Saturday, December 17, 2011

Ebony


Cocobolo



This is an incredible wood to work with. Smooth or rough it is beautiful. It's a wood that you cut more than sand - like something half-wood and half-oil. Thin pieces are exceptionally musical, any bit of gliding past a silver wire or tapping a pearl suggests a note like a smoothly worn beach slate about the same size, or a little clave.




Cocobolo is rare. I'm lucky to be working with some wood left to me by someone moving their woodshop, wood which they got from someone moving their shop before that. It's old, and very dark on the outside. After a few months the lighter tones you see here will be darker and the color more uniform, but the surface is so fine in texture that you see everything - dark as it can get - and the fullness of that color is a knockout.
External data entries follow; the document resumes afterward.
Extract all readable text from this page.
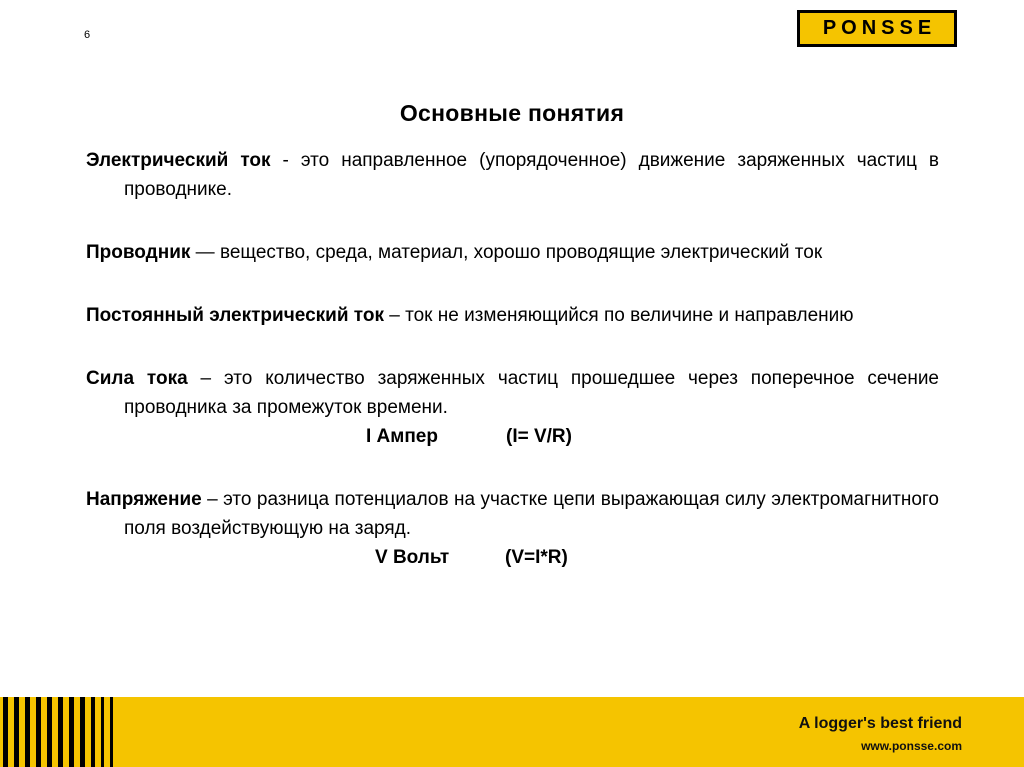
6	PONSSE
Основные понятия
Электрический ток - это направленное (упорядоченное) движение заряженных частиц в проводнике.
Проводник — вещество, среда, материал, хорошо проводящие электрический ток
Постоянный электрический ток – ток не изменяющийся по величине и направлению
Сила тока – это количество заряженных частиц прошедшее через поперечное сечение проводника за промежуток времени.
I Ампер	(I= V/R)
Напряжение – это разница потенциалов на участке цепи выражающая силу электромагнитного поля воздействующую на заряд.
V Вольт	(V=I*R)
A logger's best friend
www.ponsse.com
Experimenting with wood rings




Brazilian cherry makes a great wood for testing small shapes because of its incredible strength and evenness of grain. It's not as rare and chere as ebony or cocobolo, but it has knots that appear like fossils at certain angles to the face, as in the 'big facet' ring to the right.


Tulipwood


AKA 'pau rosa' and 'pinkwood', Brazilian tulipwood is of the Dalbergia genus and informally known as a true rosewood. It is dense and has an amazing brightness - when I'm working it I almost want to say humor. Alive, it is small enough to be considered a shrub (reports The Wood Database - good source). Maybe that's why.

More ebony


Few woods have the glow and softness of ebony. The evenness of the grain is easy to work with and results in a smoothness and accuracy of shape that is easy on the eye as well.

Saturday, February 12, 2011

Happenstance

Sometimes when a piece is cut and sanded, but not finished or attached to its fellow parts, it's interesting to see it stand alone, like these poplar rail supports on the contrasting surface of the old burnished steel of the table saw. As an abstract shape it can inspire a completely different piece down the line.